Fuscalização
TCE multa gestora da Saúde de Joaquim Gomes em R$ 11,2 mil
Secretária deixou de passar informações sobre pagamentos salariais e Execução Orçamentária
A gestora do Fundo Municipal de Saúde do município de Joaquim Gomes e secretária de educação, Thawanny Dryelly Silva Ferreira, foi penalizada com uma multa no valor de R$ 11,2 mil pelo Tribunal de Contas do Estado de Alagoas (TCE/AL) por não enviar ao órgão fiscalizador informações sobre execução orçamentária e obras, no prazo determinado pela legislação em vigor. A multa deve ser paga 15 dias após o trânsito em julgado do processo, segundo determinação exibida em parecer do conselheiro Otávio Lessa de Geraldo Santos.
A gestora descumpriu a Resolução Normativa nº 001/2022 que institui o Calendário das Obrigações dos Gestores Públicos e infrações diversas, segundo o TCE/AL, como ausência de dados referentes à folha de pagamento de pessoal; a Execução Orçamentária, Financeira, Patrimonial e Contábil; e ausência do envio de dados sobre Obras e Serviços de Engenharia.
Segundo o conselheiro, a secretária Thawanny Dryelly foi devidamente notificada dos processos, através de correspondência. "A Administração Pública tem o dever de apurar e punir as infrações administrativas, dentro do que norteiam os normativos legais vigentes, a exemplo de práticas de ilícitos administrativos definidos na legislação específica, aplicando, quando for o caso, a sanção correspondente, ante o Princípio da Legalidade, a exemplo de advertências, multas, ressarcimentos ao erário, indenizações, independente de outras ações cabíveis", argumentou o conselheiro.

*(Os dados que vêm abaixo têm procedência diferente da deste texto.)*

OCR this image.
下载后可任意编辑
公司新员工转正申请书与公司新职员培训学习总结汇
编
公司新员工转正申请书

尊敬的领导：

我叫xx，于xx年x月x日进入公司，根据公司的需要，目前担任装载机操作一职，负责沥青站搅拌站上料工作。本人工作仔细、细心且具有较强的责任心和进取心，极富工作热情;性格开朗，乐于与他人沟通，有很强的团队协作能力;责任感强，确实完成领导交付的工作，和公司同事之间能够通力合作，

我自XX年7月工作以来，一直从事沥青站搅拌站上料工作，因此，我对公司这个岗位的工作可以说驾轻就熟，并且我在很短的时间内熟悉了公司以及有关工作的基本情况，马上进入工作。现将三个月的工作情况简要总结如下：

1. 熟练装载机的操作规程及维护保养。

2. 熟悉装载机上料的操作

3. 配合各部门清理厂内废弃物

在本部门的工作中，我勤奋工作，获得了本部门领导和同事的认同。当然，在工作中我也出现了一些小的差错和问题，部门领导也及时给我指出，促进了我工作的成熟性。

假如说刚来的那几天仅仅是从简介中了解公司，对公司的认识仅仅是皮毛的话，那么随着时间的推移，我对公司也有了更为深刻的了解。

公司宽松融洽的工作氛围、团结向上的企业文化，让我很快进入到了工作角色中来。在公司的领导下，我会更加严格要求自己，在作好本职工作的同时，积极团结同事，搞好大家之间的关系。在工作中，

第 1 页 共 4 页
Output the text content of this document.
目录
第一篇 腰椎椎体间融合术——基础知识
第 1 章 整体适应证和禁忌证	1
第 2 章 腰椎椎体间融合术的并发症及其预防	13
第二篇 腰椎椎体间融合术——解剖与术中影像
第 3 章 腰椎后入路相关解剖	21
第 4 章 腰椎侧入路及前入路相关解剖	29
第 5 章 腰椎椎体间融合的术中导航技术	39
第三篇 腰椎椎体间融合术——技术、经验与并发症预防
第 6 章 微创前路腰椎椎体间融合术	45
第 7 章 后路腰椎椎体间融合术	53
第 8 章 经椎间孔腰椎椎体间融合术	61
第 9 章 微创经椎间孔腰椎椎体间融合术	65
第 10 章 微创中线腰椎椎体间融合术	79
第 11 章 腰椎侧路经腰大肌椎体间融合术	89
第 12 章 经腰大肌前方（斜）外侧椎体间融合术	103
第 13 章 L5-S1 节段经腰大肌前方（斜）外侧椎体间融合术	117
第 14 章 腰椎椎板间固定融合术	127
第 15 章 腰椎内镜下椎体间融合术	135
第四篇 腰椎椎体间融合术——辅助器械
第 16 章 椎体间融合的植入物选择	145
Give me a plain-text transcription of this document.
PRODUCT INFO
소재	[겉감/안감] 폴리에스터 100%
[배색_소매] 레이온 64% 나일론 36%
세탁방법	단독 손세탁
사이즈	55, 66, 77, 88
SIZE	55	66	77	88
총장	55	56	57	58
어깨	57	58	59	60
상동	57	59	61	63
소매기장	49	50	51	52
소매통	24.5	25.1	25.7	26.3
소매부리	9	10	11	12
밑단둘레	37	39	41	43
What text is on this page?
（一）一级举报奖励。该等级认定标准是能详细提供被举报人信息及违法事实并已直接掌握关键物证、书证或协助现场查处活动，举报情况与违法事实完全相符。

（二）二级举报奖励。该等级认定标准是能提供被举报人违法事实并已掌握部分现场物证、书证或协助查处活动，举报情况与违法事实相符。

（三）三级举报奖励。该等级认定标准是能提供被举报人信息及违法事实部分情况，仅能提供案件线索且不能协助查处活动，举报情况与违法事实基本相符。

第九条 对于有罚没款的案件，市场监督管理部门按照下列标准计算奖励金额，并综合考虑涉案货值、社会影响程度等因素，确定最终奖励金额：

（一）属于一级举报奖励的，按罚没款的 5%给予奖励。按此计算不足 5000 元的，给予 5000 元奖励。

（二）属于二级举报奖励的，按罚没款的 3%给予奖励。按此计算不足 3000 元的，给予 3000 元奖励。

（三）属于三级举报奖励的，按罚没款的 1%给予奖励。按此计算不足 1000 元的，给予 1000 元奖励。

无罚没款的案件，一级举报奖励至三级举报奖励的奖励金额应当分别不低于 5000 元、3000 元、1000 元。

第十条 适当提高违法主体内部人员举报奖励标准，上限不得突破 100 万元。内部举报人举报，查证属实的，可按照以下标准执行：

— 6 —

O Tribunal de Contas do Estado de Alagoas, em sua legislação, tem regulamentado o poder punitivo ao possibilitar a aplicação de sanções ao gestor que praticar infração às normas legais e regulamentares. Os autos de infração referentes ao não envio, remessa extemporânea, encaminhamentos de dados incompletos ou inexistentes, caberá a relatoria ao Conselheiro Vice-Presidente. Convém considerar o agrupamento das irregularidades praticadas pela gestora, passíveis da referida sanção, cujo nexo de causalidade restou comprovado tanto mediante a ocupação, dos cargos incumbidos das referidas responsabilidades, pelo referido gestor, como das respostas apresentadas.
No relatório, o conselheiro confirma que a secretária deixou de enviar a documentação dentro do prazo estipulado pela Resolução Normativa e sendo ela a gestora responsável pela Unidade na data do vencimento da obrigação, fica configurada sua responsabilidade pelo atraso na transmissão. Sobre aplicação de multa, a Lei Orgânica do TCE-AL assim dispõe: “Art. 142. O TCE/AL, quando o responsável for julgado em débito, pode impor multa de até 100% (cem por cento) do valor atualizado do dano causado ao erário”.